Palm oil rallies 10% as market prepares for Indonesia export ban


JAKARTA • Palm oil jumped 10% while rival soybean oil hit a fresh record high as traders prepare for the start of Indonesia’s export halt. 

Malaysia, the world’s second-biggest producer, is set to see a surge in demand for its products after top grower Indonesia said it will ban exports of refined, bleached and deodorised (RBD) palm olein from today to protect domestic supply. Crude palm oil shipments can continue. The move will remain in place until domestic cooking oil prices ease. 

After a shock announcement by Indonesia last Friday about banning all exports of cooking oil, the world’s top producer clarified days later that it will only halt exports of RBD palm olein, while shipments of crude palm oil can continue. 

The policy has roiled the global US$50 billion (RM218 billion) palm oil market as Indonesia initially said it would ban all exports of cooking oil before clarifying days later that only certain products will be halted. The government said the temporary ban does not violate the World Trade Organisation’s rules. 

Palm oil futures for July delivery rose by the 10% trading limit before closing 9.4% higher at RM7,001 a tonne, the highest since March 9. Prices are on track for a 23% gain this month. Soybean oil, palm’s closest rival, climbed 2.3% to a fresh record in Chicago. 

“All attention for olein demand is turning to Malaysia,” said Paramalingam Supramaniam, director at Selangor-based broker Pelindung Bestari. “There’s speculation that China is looking to purchase olein as their edible oil stocks at ports are low as of end-April.” 

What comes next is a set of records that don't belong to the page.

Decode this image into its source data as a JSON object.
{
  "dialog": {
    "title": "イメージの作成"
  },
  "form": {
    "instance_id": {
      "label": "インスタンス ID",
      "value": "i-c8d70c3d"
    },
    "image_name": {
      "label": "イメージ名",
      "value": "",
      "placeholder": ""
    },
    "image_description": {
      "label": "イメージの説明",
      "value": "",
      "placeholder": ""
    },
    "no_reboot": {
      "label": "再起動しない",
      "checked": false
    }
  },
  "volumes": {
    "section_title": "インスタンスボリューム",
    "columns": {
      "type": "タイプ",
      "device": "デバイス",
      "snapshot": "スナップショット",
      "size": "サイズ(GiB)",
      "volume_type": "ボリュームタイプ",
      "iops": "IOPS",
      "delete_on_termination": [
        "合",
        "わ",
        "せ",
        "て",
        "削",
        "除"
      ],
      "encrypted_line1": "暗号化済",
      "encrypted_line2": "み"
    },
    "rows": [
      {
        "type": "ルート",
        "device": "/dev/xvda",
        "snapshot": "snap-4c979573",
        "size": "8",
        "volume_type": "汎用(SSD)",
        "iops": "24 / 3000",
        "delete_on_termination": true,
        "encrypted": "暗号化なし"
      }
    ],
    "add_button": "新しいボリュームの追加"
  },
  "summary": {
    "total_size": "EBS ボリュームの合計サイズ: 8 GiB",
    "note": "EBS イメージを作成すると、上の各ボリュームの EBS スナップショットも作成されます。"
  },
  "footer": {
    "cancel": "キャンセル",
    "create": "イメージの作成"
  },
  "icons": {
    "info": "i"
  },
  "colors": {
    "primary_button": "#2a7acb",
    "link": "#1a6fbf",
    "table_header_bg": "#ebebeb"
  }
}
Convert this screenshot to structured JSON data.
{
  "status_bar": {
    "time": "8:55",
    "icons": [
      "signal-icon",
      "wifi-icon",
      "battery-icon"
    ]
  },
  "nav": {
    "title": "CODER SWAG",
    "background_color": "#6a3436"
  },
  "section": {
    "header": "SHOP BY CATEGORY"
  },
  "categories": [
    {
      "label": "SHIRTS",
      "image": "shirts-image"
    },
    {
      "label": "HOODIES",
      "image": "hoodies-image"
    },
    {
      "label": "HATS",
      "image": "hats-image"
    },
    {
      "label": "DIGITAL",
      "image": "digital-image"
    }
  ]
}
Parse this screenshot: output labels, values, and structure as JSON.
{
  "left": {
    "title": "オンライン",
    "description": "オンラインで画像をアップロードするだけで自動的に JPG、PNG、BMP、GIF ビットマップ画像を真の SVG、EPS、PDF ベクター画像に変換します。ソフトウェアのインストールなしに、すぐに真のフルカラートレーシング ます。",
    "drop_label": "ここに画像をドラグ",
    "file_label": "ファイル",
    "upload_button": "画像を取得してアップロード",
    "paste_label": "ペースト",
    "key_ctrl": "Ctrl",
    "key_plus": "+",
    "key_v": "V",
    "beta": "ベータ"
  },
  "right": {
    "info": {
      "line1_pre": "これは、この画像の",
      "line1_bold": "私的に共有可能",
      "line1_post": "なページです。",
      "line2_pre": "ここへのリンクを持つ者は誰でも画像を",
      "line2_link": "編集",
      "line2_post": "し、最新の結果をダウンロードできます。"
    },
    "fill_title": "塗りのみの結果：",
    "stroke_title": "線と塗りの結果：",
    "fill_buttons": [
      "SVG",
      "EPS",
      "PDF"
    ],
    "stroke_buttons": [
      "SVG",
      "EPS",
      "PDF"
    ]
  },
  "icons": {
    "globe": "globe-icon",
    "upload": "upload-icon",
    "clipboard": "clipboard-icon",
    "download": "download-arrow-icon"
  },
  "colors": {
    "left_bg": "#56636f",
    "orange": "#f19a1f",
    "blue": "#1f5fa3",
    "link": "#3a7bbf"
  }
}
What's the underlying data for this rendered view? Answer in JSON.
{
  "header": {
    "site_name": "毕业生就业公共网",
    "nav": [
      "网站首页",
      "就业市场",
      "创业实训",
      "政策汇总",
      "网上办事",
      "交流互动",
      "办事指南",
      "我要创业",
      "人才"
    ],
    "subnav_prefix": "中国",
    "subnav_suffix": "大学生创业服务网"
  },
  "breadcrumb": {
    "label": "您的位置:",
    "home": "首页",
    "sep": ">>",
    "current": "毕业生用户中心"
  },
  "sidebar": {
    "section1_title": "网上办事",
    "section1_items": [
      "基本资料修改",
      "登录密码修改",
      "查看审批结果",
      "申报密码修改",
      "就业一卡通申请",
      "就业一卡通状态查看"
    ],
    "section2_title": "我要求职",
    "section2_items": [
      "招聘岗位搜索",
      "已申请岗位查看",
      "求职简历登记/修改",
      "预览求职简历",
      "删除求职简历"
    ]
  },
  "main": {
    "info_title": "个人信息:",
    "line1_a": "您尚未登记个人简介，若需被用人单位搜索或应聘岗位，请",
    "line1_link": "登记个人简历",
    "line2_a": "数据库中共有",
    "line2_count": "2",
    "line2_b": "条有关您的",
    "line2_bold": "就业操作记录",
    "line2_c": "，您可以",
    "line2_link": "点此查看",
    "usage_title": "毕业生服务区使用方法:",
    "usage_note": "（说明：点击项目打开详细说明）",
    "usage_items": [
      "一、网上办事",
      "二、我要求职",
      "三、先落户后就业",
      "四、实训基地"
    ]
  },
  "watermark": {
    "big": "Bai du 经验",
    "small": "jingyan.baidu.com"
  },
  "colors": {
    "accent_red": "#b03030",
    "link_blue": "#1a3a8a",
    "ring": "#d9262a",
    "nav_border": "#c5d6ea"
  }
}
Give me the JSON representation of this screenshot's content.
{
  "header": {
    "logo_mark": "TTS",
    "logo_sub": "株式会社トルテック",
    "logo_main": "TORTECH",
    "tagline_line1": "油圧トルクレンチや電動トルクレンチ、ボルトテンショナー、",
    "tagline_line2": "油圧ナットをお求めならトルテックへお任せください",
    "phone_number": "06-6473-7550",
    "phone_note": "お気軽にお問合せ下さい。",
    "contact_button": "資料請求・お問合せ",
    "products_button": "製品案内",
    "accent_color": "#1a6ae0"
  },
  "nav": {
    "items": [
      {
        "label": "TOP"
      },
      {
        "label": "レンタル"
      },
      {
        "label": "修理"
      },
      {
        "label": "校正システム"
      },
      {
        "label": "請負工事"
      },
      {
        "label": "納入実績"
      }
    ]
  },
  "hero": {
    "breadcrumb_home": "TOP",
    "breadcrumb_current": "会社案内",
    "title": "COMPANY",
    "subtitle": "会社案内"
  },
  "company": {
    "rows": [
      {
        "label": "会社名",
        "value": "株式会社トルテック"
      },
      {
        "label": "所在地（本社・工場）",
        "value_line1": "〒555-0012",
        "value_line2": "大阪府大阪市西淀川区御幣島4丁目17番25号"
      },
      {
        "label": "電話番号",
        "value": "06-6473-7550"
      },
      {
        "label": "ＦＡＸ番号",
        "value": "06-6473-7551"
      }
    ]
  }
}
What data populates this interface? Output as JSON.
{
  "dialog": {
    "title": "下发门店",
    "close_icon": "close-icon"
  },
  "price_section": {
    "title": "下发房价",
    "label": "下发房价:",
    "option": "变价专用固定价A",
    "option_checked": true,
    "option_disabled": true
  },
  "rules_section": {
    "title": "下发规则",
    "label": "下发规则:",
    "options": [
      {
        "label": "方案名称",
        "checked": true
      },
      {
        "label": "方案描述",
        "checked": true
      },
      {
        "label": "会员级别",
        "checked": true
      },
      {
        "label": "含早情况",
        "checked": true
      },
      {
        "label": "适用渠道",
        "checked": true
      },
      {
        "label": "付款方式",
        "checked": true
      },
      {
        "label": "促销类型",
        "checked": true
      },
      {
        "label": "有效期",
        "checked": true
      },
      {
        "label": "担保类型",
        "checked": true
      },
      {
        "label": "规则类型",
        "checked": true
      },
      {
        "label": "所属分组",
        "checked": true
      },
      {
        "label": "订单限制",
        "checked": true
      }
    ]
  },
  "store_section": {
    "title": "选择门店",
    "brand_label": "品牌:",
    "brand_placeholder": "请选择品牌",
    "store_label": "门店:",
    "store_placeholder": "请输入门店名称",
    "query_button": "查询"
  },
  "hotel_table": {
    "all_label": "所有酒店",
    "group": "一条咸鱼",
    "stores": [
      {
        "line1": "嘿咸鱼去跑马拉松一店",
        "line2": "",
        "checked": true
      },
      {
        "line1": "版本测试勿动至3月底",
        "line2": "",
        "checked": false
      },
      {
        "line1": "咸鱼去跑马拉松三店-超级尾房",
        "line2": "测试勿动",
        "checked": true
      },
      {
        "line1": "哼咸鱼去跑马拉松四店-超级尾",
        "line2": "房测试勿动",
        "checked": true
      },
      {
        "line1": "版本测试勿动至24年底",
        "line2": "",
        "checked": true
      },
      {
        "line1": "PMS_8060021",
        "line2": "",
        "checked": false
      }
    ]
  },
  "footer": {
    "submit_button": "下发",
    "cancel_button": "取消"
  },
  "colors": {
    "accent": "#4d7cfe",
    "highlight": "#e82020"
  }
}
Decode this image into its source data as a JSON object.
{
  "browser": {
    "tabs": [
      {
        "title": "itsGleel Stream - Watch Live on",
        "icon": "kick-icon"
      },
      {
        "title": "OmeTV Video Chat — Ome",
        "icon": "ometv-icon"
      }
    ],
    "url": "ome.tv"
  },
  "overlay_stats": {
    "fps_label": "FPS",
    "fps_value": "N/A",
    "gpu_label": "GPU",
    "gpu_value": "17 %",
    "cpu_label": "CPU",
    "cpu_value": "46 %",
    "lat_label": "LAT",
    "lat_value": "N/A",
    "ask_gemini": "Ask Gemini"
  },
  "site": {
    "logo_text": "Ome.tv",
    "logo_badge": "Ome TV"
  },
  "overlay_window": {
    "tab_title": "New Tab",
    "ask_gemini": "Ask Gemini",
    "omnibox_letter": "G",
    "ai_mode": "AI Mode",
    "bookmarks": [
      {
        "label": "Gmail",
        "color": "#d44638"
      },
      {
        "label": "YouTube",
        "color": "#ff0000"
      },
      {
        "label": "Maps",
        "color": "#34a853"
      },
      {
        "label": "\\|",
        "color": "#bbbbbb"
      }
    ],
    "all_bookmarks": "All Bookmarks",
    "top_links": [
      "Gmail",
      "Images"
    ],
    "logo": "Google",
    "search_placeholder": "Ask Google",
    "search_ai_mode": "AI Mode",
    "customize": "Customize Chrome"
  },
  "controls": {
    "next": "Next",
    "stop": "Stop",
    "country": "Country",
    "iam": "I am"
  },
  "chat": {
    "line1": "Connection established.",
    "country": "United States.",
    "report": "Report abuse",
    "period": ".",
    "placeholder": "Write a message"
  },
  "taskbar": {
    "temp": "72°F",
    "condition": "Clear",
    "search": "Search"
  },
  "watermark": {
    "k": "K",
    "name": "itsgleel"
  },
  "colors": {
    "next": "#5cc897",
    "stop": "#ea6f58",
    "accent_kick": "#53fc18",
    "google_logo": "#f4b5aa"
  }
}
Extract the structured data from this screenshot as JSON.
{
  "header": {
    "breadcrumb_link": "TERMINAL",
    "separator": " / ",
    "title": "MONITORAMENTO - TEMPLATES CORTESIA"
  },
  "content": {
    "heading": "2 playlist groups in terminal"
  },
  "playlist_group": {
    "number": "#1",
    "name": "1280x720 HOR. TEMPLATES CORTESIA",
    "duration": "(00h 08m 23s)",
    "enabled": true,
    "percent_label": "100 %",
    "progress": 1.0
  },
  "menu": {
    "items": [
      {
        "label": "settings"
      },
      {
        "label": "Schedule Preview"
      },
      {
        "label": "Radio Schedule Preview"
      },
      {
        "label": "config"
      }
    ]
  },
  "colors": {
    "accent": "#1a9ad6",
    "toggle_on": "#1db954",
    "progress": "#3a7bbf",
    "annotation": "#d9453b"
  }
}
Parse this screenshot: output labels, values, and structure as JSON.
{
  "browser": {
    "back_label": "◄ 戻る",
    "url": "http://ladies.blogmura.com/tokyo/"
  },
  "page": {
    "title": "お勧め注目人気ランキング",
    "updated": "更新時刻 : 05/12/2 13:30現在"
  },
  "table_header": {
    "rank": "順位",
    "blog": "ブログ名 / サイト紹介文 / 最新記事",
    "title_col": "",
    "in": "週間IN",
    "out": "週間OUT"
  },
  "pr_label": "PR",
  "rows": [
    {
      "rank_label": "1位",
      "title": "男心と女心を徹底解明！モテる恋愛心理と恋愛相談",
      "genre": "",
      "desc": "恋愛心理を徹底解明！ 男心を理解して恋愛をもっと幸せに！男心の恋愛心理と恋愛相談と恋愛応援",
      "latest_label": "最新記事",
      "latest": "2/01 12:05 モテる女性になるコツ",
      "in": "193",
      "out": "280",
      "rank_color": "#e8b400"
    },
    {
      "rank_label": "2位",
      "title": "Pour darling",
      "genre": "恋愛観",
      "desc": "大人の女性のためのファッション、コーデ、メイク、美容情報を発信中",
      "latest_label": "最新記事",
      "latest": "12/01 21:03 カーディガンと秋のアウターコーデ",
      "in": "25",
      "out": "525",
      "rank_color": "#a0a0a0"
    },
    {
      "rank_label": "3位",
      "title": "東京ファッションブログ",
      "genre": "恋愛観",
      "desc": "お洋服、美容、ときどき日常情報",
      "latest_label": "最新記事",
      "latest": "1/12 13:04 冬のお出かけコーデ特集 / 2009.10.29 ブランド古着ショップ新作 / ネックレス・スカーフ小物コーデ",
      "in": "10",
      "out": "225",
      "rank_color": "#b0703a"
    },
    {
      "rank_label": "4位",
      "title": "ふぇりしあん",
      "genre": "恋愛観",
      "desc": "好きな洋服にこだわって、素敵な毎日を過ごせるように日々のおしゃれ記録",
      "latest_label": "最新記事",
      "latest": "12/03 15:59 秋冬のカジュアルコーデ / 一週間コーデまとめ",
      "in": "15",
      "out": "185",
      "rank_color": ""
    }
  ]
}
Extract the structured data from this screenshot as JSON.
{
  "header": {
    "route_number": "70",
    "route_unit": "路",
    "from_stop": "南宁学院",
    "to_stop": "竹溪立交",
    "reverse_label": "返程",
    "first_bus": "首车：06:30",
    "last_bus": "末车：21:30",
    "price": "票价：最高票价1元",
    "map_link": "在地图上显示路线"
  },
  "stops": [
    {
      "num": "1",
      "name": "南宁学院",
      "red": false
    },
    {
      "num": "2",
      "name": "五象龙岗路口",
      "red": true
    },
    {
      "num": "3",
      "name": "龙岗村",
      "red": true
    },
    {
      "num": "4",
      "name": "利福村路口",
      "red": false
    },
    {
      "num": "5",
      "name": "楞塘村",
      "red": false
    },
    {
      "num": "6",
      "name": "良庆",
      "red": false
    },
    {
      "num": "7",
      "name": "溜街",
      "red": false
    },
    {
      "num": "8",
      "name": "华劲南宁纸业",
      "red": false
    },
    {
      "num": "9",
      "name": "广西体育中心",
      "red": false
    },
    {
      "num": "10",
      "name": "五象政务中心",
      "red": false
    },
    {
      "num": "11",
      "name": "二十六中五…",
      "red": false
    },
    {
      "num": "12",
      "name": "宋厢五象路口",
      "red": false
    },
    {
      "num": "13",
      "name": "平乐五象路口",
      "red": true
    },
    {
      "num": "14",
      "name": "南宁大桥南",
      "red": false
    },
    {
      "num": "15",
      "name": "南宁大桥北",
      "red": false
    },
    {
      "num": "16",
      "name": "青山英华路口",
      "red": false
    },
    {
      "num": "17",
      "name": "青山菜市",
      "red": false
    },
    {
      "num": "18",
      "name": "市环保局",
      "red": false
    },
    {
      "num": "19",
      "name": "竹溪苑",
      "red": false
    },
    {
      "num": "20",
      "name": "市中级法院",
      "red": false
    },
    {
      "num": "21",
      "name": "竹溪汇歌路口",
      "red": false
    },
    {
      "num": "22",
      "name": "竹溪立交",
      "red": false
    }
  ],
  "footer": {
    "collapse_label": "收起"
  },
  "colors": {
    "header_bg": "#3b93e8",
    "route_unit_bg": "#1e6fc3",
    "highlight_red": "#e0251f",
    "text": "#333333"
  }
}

Palm oil is processed and shipped in different forms. Crude palm oil comes from crushing the fruits of the oil palm tree. Olein is a higher value product that has been processed and is the most widely used cooking oil in the world. 

Indonesia’s policy, while less strict than feared, could still have serious ramifications for the world as it accounts for a third of global vegetable oil trade. World food prices are already at an all-time high and can ill afford another supply disruption after massive chaos sparked by the war in Ukraine. 

Traders are seeking clarity on how the ban will affect vessels that have been contracted for palm olein but could not leave Indonesia in time, Paramalingam said, as many would be unable to renegade contracts on such short notice. 

The policy will start a day before the Hari Raya Aidilfitri holiday. Indonesian markets will be shut tomorrow and all of next week, while Malaysia will be closed from Monday to Wednesday. 

Prices are rallying on short-covering ahead of the long holiday, a weakening ringgit and sudden surge in May demand for processed oil, Paramalingam said, adding that there’s “widespread belief” that Malaysia’s exports will soar.